Selalu, setiap ada sesuatu yang membuatnya merasa tertekan. Mereka selalu mengajak Syerin untuk bergabung dengan mereka. Menjadi teman dari mahluk-mahluk bayangan itu, mahluk-mahluk yang tidak dapat tersentuh oleh manusia.
Karena Syerin dapat berkomunikasi dengan para mahluk tak kasat mata.
Ia muak, muak dengan mahluk-mahluk halus yang selalu mengajaknya untuk bunuh diri disaat pikirannya sedang dalam tahap tertekan dan bingung. Jika saja Syerin tak bisa mengendalikan diri, mungkin saja sekarang dia sudah loncat dari gedung rumah sakit ini.
'Kau ini, apa untungnya sih, membawa-bawa rasa bersalah seperti itu?'
Setelah sampai di ambang pintu keluar, Syerin berlari sekencang mungkin dari bangunan rumah sakit yang biasanya menjadi pusat berkumpulnya mahluk-mahluk halus itu. Ia bisa mengendalikan bujukan-bujukan mereka, namun jika dia tetap berusaha bertahan selama mungkin dengan bujukan yang tiada habisnya itu, apa yang akan terjadi?
Dia bisa gila!
Akan tetapi, tanpa ia sangka. Mahluk-mahluk itu masih mengikutinya. Mereka masih membisikkan berbagai godaan yang nyaris mampu membuat Syerin gila dan menuruti kemauan mereka.
'Ayolah, di dunia kami itu enak sekali. Kau bisa bebas! Lalu, sisi positif lainnya adalah kita bisa menjadi teman dekat.'
"Aku tidak butuh teman dekat." Syerin kini sedang berjalan menelusuri jalan sepi.
'Cih, kau selalu menjawab seperti itu.'
'Kau membuatku kesal, manusia.'
Setelah satu kalimat itu, Syerin segera menyadari sesuatu. Mahluk-mahluk itu kini tak hanya berupa suara, dan salah satu dari mereka perlahan mulai menunjukkan wujudnya.
Rambut putih yang menjuntai itu, membuat kaki Syerin mulai gemetar. Ia kini berhenti berlari, bukan karena tertarik, tapi ia terlalu takut untuk kembali melangkah.
Mahluk di depan Syerin adalah seorang gadis remaja yang sedang memakai seragam, dan mata hitamnya menatap Syerin dengan tajam.
Jangan, jangan tunjukkan wujud aslimu, kumohon, batin Syerin.
Perlahan, wujud normal seorang hantu-yang sebelumnya Syerin lihat-mulai berubah lagi. Rambut putihnya yang menjuntai perlahan berubah warna menjadi pirang dengan bercak darah di berbagai tempat. Wajahnya yang sebelumnya pucat namun masih terlihat cantik, kini sudah berubah menjadi nyaris tanpa bentuk.
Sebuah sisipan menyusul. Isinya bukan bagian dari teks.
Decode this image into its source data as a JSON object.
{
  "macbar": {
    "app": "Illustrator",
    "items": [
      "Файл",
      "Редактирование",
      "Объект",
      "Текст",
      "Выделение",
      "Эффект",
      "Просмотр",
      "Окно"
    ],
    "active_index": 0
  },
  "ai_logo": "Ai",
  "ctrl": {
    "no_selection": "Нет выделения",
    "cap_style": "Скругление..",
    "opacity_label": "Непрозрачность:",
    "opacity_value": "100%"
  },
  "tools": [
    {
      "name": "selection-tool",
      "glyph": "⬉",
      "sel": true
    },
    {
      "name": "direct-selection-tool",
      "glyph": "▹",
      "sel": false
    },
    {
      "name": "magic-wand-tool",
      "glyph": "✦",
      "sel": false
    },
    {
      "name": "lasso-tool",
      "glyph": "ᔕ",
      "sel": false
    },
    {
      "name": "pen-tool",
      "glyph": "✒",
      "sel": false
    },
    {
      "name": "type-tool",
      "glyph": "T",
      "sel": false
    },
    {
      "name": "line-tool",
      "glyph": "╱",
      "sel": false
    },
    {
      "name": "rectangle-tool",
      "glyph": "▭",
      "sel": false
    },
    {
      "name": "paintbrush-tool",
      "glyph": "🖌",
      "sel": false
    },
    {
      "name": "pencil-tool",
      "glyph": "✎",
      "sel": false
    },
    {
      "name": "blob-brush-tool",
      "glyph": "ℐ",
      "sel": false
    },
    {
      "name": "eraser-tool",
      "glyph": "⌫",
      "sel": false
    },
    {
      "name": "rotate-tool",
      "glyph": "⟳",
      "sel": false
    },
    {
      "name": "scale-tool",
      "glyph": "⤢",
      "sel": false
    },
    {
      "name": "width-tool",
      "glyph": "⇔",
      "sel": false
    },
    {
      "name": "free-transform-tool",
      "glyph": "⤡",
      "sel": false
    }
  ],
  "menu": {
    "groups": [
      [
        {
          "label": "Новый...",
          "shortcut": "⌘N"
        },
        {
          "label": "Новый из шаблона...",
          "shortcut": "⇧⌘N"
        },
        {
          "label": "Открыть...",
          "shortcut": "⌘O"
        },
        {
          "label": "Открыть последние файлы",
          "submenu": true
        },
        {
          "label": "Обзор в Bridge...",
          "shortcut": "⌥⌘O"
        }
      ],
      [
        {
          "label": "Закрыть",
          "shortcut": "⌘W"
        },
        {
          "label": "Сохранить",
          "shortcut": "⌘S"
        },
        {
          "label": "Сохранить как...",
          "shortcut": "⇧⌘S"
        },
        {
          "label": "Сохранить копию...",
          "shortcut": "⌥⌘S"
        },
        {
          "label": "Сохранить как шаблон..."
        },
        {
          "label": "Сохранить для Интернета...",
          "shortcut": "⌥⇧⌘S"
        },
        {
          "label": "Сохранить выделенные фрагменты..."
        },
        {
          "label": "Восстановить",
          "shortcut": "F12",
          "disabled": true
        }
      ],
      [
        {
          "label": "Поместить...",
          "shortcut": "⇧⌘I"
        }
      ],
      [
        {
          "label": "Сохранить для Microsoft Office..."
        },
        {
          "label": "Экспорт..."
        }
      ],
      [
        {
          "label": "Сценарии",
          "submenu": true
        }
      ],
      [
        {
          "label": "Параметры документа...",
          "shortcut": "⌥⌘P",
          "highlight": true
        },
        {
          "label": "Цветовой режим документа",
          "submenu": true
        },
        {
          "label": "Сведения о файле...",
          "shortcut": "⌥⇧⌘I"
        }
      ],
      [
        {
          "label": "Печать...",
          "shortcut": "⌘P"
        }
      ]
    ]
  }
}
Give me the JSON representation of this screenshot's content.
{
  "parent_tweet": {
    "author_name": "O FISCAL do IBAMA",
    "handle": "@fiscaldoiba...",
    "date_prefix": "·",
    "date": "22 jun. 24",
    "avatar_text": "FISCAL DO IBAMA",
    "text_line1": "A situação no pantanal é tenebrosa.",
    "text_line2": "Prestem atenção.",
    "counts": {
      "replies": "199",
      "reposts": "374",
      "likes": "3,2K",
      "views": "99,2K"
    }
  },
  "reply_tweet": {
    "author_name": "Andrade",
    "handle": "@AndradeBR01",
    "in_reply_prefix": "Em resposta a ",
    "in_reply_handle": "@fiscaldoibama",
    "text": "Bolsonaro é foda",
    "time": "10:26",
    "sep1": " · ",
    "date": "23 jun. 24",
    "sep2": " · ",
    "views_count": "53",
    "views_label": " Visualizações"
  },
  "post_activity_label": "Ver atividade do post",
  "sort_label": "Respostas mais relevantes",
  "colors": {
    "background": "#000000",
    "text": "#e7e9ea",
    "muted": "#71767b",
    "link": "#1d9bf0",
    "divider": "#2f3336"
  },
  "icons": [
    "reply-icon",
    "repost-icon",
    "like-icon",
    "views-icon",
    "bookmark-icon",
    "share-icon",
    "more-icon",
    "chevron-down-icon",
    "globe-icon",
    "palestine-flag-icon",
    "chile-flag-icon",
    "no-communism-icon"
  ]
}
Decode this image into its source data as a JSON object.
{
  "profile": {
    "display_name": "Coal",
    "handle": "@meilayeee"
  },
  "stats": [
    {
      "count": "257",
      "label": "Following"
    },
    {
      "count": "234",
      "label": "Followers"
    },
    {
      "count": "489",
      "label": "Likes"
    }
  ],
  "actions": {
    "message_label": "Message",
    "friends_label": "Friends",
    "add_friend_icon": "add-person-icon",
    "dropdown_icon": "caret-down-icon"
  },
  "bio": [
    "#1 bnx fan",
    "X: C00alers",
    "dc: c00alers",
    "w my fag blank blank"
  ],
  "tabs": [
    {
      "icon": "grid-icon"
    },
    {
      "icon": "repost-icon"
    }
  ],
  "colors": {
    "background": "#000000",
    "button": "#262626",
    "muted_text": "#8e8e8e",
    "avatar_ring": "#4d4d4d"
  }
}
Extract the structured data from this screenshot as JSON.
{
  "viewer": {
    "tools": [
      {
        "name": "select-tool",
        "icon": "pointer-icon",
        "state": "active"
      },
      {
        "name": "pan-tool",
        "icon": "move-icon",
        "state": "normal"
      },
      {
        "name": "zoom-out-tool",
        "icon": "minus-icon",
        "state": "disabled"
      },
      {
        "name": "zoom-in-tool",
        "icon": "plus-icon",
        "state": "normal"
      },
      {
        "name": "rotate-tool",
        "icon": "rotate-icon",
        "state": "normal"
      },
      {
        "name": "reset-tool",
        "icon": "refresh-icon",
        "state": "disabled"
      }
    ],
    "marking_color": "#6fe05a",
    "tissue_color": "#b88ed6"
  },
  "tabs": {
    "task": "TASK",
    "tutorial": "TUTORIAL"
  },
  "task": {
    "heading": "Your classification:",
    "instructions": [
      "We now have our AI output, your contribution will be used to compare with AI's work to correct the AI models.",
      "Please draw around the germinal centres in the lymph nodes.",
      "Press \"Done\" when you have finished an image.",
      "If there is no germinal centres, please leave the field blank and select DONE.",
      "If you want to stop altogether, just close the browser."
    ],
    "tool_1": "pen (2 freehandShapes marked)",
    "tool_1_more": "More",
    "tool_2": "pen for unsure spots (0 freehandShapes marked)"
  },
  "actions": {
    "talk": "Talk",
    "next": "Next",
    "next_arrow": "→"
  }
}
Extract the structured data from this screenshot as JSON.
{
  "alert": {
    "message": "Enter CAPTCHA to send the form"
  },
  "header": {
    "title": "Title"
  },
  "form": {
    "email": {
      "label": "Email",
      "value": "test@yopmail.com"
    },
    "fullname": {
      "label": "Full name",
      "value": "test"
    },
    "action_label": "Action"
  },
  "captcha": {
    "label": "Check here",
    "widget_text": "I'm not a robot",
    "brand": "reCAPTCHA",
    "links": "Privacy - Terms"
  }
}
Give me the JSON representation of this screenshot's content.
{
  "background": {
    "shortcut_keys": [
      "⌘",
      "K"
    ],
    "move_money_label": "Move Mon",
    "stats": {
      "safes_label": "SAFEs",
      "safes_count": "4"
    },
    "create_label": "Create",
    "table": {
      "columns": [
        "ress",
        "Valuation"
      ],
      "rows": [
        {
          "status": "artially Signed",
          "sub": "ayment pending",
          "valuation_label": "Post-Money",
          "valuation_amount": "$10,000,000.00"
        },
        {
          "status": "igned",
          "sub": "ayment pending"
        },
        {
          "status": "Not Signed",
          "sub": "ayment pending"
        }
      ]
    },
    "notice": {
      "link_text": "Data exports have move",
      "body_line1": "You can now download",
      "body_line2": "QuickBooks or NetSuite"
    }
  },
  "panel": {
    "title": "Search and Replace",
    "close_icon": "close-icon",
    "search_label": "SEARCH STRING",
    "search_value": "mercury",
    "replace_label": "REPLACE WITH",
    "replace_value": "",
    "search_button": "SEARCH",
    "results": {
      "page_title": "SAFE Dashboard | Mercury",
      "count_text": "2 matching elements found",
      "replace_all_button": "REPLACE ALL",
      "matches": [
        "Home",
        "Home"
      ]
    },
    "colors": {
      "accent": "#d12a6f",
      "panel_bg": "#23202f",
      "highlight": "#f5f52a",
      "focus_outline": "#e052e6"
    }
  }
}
Dan darah, sekujur tubuhnya penuh darah.
"Kenapa ..." mahluk itu perlahan mendekati Syerin.
"Kenapa kau tidak mau jadi temanku!"
Dan secara tiba-tiba mahluk itu melesat cepat mendekati Syerin, dengan mulut yang menganga lebar seakan-akan ingin menerkam.
Seketika Syerin menjerit dan spontan berlari tanpa mengenal arah.
Dan tanpa dia sadari, ia telah memilih masuk ke dalam lorong kecil yang gelap. Syerin tak peduli, ia tetap berlari sambil berteriak ketakutan.
"Percuma saja kau lari!" Seru hantu itu.
Hantu itu memang benar. Percuma saja Syerin lari.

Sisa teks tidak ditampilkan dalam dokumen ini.